Pushing towards mid-year here with the fourth octant, and me freshly “wed” (there’s a good Dutch word for “not-married partner” which is “nepgenoot”), here’s some KDE-on-FreeBSD news. It includes some desktop@ and x11@ items as well, because the things we do together are tangled up closely.

KDE Software

  • KDE Gear 21.04.1 landed in ports mere hours after I published the previous octant. 21.04.2 landed mid-june.
  • KDE Plasma 5.22 arrived and then a few days later 5.22.1 with some useful bugfixes and a better weather applet – something that also seems to be a headline feature for Windows 11. 5.22.2 arrived just before the end of the octant.
  • textproc/kdiff3 updated to latest upstream.
  • devel/git-lab is a convenience tool from the KDE software-development-kit to provide a command-line interface to GitLab instances (like KDE’s Invent).
  • deskutils/latte-dock was updated for compatibility with newer Plasma releases.
  • astro/kstars now supports INDI for instrument control (aiming your telescope).
  • textproc/kdiff3 had some serious issues with 3-way-merges. This was reported by Ed Maste, and turned out to have a duplicate upstream. An partial solution has been committed in ports, while a complete solution is constructed upstream.
  • net-im/neochat was updated to 1.2.0 with many new features.
  • graphics/krita jumped to 4.4.5.
  • x11/konsole the terminal emulator would not accept /bin/sh as a shell; this is more of an issue on FreeBSD than on Linux where bash is a very common choice. This was resolved upstream and landed in ports.
  • There is slow-but-steady progress in reducing the dependencies of KDE Applications. Most FreeBSD ports are “batteries included” and that includes all the build-tools to create the application, but really, an IDE should not be a dependency of your photo-gallery application.
  • X11 was made optional in some of the Qt ports; this opens up possibilities such as “Wayland-Only” Qt, or “Framebuffer-Only”. X11 remains enabled by default.
  • Qt6 is stuck in the “it builds, and parts of it run, but not enough” stage and has not landed in ports; it will probably wait until after the next quarterly is cut.

Non-KDE Software

  • graphics/ksnip and family updated to new releases with more annotation tools for screenshots; this carries over into KDE spectacle.
  • x11/kitty minor updates; there’s a lot of different terminal emulators for X11 and Wayland out there, with varying feature sets.
  • Lots of Haskell updates from Gleb Popov, who also does various bits of KDE@ and desktop@ work (like sysutils/bsdisks).
  • Wayland got one CVE-fix.
  • devel/cmake landed 3.20.3, and then 3.20.4, the latest upstream release.
  • x11-themes/adwaita-qt is a popular theme for Qt applications, and was updated to 1.3.1.
  • graphics/poppler, the PDF-viewing framework used by many desktop applications, was updated to 21.06.0 and 21.06.1.
  • sysutils/consolekit2 and sysutils/polkit aren’t really desktop-things, but they are important for desktop users, wrangling access to devices and system services. Both received updates.
  • www/cutelyst was updated to version 3.
  • net-im/nheko had some dependency issues fixed.
  • devel/qbs is still being updated (although Qt6 switches to CMake, so then we’ll have three Qt-related build ssystems lying around).
  • devel/libphonenumber releases regularly, and lands regularly as well.
  • multimedia/opentoonz handed off to another maintainer.

Organisational

The KDE-FreeBSD team has moved its primary communications channel (on IRC) in with the rest of the FreeBSD world. You can now find us on Libera.Chat, in the #freebsd-desktop channel.

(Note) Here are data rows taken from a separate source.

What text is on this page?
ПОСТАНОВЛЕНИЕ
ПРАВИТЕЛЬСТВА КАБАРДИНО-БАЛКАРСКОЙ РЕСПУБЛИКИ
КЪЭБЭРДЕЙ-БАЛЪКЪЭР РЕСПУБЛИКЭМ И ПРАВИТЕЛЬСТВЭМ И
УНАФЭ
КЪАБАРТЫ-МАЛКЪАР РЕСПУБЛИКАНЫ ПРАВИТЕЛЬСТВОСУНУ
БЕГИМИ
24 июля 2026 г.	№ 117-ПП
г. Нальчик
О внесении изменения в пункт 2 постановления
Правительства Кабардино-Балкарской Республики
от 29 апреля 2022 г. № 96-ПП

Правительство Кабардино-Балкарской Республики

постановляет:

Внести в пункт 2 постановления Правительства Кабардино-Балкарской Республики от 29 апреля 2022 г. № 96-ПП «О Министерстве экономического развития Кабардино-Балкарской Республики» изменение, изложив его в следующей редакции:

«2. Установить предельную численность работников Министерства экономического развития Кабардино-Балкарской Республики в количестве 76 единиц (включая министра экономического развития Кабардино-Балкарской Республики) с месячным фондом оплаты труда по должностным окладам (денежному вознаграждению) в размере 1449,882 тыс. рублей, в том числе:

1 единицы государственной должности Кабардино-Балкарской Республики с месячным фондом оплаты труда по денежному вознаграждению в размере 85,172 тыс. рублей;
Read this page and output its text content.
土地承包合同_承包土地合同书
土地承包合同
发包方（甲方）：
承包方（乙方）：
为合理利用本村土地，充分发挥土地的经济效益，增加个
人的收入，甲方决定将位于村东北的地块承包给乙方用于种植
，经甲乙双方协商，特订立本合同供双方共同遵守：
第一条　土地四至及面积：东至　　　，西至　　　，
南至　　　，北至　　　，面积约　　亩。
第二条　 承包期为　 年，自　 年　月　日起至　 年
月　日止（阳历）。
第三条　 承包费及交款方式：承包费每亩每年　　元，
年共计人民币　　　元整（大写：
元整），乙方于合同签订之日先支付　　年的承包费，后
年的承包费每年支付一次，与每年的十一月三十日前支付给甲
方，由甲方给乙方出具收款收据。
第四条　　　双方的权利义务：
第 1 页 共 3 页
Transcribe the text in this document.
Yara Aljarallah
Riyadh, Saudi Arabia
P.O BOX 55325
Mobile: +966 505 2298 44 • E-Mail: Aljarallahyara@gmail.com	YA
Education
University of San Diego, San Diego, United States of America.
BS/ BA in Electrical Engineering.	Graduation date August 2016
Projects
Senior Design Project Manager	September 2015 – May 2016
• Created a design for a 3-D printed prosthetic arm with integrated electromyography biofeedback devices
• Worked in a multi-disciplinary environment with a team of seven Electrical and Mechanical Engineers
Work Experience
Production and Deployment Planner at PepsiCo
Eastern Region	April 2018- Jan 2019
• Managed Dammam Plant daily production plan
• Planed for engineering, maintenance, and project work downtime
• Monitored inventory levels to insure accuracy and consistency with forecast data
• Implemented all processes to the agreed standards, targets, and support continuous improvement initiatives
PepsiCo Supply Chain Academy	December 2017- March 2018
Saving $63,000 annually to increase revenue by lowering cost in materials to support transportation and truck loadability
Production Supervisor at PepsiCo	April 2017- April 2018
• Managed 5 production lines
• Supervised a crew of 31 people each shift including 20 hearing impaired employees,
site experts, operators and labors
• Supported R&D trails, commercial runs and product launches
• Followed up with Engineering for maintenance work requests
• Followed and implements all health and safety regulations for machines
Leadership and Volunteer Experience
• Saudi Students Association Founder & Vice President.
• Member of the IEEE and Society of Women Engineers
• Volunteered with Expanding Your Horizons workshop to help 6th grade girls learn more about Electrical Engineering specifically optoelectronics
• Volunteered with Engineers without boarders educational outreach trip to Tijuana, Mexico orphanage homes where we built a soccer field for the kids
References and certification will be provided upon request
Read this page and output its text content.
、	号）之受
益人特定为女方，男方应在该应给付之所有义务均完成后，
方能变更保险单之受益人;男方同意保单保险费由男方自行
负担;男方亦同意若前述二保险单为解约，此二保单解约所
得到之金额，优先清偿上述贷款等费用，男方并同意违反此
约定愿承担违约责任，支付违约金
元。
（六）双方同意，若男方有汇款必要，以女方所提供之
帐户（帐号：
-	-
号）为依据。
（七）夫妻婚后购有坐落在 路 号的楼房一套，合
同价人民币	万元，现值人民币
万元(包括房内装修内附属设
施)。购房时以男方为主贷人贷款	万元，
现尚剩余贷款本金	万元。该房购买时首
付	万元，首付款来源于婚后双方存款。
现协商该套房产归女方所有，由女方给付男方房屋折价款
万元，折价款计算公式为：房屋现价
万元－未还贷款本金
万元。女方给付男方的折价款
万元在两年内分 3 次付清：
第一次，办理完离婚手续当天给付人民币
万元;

Why the rename? We’ve been #kde-freebsd since 2003 or so, when Lauri Watts and .. um .. tap and lofi and arved and mdouhan formed the core crew, in my memory at least (clearly IRC nicks stick in my head better than real names). In all that time we’ve been doing “KDE on FreeBSD” stuff. However, nowadays the KDE folks – not the same human bodies anymore – maintain essential parts of the desktop stack all over the place, and have close contacts with the X11 and Wayland people and coordinate with GNOME and XFCE and other environments; there’s enough technology overlap, and sufficiently few bodies, that we decided to throw it all on one heap to reduce the number of silo’s we build.